There’s no need to have it all figured out or success reached today. That’s neither the promise the growth mindset makes nor a necessity in life. Our journey can be just as exciting as the reward we believe is at the end of its path.
Hence, why I take issue with the Forbes article The Danger Of Having A Growth Mindset by Kevin Kruse.
In it, the author says there’s a danger to having the growth mindset. And he’s right — to a certain extent. Well, actually, only if you utilize what his understanding and definition are of the growth mindset.
The author seems to confuse growth mindset with the idea of some kind of consummate student. Or, more specifically, someone who may just continue to learn without any need for execution of the ideas or attempts at implementation.

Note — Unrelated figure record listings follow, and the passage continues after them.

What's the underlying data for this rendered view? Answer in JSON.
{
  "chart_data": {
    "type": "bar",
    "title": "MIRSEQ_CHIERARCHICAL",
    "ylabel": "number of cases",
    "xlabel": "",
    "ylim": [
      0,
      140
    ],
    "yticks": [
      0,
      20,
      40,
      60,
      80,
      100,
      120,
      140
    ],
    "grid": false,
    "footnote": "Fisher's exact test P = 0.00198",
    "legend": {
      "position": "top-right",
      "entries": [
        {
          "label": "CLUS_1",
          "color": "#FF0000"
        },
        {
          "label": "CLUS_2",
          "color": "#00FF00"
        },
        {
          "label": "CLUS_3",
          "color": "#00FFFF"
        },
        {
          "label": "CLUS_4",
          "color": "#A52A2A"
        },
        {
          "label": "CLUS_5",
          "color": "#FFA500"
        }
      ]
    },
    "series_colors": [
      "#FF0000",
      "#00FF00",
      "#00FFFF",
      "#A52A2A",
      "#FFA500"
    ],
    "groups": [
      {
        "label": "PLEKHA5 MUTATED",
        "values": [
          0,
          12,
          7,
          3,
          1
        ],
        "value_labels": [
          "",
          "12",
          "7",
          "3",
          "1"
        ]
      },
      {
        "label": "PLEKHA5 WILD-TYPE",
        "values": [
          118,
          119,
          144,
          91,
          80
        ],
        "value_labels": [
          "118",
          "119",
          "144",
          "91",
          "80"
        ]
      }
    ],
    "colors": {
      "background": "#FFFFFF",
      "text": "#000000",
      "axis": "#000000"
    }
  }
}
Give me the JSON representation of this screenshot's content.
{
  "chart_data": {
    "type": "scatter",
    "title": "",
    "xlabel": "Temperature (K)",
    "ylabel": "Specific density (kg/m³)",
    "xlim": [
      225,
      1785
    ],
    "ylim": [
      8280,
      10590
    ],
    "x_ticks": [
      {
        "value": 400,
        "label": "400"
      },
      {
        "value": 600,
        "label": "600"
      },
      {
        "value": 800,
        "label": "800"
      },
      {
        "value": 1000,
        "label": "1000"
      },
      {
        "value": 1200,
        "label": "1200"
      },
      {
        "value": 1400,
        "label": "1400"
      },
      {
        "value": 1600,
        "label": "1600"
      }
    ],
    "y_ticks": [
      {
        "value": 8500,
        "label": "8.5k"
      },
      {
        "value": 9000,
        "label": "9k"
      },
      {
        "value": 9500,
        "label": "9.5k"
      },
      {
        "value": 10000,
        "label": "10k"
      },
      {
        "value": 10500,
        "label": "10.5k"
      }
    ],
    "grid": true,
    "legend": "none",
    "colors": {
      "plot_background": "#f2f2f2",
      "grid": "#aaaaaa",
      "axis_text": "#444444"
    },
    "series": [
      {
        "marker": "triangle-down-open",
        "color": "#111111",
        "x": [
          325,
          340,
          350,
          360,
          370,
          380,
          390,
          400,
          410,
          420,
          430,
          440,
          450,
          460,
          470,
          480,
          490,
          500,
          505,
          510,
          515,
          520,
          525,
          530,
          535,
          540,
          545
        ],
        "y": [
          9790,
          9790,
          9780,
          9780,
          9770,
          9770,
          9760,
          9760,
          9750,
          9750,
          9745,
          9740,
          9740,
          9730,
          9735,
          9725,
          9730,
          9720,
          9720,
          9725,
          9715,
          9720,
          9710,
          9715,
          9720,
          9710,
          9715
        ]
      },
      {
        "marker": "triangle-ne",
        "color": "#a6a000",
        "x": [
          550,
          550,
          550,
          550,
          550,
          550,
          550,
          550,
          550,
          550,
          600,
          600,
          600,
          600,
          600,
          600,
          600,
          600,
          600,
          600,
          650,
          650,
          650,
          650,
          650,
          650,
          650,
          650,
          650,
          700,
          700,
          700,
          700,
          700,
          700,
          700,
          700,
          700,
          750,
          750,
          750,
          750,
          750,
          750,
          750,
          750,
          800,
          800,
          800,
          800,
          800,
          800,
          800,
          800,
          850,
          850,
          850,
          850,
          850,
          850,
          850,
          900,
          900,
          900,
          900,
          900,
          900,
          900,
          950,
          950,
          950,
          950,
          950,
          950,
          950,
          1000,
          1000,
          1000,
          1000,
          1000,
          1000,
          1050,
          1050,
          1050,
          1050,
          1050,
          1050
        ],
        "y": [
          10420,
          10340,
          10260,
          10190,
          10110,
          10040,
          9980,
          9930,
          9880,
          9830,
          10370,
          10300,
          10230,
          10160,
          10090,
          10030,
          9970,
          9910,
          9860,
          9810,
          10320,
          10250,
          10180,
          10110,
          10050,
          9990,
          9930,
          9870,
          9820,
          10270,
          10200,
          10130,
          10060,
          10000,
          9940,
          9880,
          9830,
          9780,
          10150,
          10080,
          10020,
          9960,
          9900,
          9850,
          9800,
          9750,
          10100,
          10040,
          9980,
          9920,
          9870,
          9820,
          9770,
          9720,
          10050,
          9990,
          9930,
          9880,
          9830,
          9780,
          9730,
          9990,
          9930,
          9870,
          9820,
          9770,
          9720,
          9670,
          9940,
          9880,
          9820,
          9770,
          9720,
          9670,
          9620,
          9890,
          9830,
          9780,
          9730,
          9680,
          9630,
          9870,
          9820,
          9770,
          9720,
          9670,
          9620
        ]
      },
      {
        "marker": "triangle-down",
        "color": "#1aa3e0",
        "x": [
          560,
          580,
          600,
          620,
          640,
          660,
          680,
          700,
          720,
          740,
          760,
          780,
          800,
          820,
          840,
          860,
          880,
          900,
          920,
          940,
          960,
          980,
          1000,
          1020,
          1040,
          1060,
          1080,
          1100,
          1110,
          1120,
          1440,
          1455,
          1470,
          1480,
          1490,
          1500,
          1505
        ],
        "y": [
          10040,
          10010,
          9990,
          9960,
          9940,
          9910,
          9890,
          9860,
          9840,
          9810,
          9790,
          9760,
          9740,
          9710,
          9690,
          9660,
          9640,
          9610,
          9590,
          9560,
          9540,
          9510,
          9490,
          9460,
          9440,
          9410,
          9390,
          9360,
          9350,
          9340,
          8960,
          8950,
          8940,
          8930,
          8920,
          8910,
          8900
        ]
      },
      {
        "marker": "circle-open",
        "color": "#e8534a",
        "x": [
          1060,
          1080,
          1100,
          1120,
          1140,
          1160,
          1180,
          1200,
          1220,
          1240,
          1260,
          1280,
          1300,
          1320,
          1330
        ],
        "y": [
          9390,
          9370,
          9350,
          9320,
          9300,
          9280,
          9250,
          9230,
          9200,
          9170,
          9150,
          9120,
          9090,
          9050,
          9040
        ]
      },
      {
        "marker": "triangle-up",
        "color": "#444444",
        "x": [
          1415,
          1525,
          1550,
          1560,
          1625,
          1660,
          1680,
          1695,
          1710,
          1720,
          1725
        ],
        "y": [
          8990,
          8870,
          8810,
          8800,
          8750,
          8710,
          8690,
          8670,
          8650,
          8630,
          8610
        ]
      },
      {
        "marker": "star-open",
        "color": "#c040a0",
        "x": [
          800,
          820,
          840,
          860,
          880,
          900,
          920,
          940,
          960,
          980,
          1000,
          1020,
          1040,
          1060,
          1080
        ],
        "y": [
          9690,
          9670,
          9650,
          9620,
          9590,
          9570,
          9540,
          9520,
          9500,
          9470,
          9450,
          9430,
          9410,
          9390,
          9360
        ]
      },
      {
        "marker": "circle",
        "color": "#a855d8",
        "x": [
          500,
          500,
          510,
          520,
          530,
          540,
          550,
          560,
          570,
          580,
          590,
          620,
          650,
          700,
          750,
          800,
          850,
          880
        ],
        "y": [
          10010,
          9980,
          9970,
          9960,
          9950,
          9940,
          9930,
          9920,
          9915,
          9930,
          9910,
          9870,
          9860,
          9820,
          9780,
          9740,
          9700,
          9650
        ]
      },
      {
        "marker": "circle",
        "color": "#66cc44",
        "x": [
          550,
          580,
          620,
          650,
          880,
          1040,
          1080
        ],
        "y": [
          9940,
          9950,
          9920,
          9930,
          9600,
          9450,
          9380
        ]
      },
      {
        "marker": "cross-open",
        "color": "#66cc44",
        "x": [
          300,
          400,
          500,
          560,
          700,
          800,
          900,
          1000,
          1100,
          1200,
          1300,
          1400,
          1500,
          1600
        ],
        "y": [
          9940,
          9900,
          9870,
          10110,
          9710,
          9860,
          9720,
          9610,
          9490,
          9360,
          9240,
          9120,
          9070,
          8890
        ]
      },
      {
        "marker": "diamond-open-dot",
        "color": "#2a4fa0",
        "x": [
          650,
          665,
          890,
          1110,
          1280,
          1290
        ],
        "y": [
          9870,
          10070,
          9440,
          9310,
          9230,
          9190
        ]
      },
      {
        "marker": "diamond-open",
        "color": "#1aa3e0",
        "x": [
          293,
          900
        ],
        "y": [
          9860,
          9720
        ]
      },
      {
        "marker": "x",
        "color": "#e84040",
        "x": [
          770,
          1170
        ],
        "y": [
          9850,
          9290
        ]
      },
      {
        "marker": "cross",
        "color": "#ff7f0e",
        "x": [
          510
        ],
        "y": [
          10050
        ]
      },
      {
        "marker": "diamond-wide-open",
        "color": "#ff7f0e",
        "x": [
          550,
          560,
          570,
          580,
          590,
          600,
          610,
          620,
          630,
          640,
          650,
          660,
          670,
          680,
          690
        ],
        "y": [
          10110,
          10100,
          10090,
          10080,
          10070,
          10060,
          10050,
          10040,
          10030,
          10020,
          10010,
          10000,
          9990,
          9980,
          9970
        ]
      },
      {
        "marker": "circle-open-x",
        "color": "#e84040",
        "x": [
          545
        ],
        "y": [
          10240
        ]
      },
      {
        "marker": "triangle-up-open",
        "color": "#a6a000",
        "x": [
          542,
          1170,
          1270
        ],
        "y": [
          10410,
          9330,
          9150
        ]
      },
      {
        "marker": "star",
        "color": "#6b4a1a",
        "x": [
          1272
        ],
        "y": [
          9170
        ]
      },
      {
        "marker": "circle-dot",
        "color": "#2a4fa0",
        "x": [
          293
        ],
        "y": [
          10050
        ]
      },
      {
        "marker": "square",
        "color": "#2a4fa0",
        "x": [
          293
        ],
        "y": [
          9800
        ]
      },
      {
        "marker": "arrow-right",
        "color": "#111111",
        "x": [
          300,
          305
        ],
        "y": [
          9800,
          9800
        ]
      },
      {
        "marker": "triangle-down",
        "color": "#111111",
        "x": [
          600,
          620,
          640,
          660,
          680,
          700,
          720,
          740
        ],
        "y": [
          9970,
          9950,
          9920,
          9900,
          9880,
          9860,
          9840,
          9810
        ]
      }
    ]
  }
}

He seems to interpret that the distinguishing factor between the fixed mindset and the growth mindset is a matter of learning. That the fixed mindset chooses not to learn while the growth mindset will continue to learn but without doing anything with that growing knowledge.

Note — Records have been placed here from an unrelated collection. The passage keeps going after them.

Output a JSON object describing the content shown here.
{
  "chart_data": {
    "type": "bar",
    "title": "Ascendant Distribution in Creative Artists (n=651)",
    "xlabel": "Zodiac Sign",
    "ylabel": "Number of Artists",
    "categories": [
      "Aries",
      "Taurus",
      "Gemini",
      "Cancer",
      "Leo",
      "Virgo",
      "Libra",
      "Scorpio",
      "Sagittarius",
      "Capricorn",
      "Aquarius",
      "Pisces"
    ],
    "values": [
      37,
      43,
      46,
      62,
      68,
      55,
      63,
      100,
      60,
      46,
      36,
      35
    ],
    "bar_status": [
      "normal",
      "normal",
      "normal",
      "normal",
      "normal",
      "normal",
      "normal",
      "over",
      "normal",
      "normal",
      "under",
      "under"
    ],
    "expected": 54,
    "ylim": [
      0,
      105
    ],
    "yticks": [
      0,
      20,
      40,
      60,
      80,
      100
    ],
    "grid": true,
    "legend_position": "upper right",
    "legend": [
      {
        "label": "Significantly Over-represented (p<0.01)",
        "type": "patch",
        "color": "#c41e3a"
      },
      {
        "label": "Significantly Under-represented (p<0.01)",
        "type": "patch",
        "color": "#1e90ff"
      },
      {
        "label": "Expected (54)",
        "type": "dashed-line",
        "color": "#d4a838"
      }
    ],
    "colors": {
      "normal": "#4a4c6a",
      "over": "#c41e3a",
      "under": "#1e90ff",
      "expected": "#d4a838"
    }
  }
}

He warns that the mindset is close to bordering on procrastination, because one is building knowledge without pulling the trigger on implementation.
Don’t get me wrong. Relatively speaking, that understanding can work. In it, the fixed mindset is still limiting itself while the growth mindset continues to gain in a knowledge capacity. The fixed mindset is still achieving — and risking — far less than the growth mindset.
But his idea doesn’t go far enough. It doesn’t explain how things actually play out: That there’s no danger in living in a true growth mindset because the true growth mindset is one of developing and expanding, learning and trying, preparing and attempting.
The growth mindset is not afraid to try new things. That’s the point this writer misses. The fixed mindset will cringe away from something (not just learning), while the growth mindset will try something and, if it doesn’t work out, will figure out how to get better at it.
The mindsets set the stage for how much someone can — or wants to — achieve. In the book, Dweck goes into the power of utilizing such a mindset and teaching it to our youth, to set them on a path of lifelong learning…and growth, and empowerment, and achievement, and, hopefully, success.
For example, she notes that when a child achieves something, that the achievement itself should not be celebrated the most, and that more attention should be put on the effort the child puts in to achieve that end result. It aims to put emphasis on, and celebrate, effort more than achievement.
That’s when we all need support and empowerment — in our effort, not when we’ve already achieved our success.
Think about it: If we only celebrate a child’s achievements, they’ll take less risks because they’re under the impression that only achievements are important and will be celebrated. With the growth mindset’s celebration of effort instead, the achievement is not the main focus of acclaim, so whether or not the achievement is attained is not as important as the effort put in.
But, this doesn’t mean achievement is not important, which seems to be what the author of the piece is concerned about. He believes that with the growth mindset no action is ever taken and nothing ever gets achieved.
Dweck wants to ensure we praise effort more than achievement, not that we forfeit achievement altogether.
Although the fixed mindset examples in the book encourage us to not merely praise the result of an effort but the effort most of all, that doesn’t mean encouraging a continuous life of merely taking in information. It doesn’t mean an effort of continuous, endless, and never-ending consumption of knowledge, or learning, as the author suggests.
So, I’m not sure why Mr. Kruse believes the growth mindset is about continued learning without any level of achievement, or that it’s a path comparable to procrastination.
There is continuous learning, yes, to get to what we want to achieve. But there’s growth after that. We can — and need to — raise the bar on ourselves. That’s how we grow.
That’s what I took away from reading the Dr. Dweck’s bookmindset.
Where do you stand? What were your takeaways?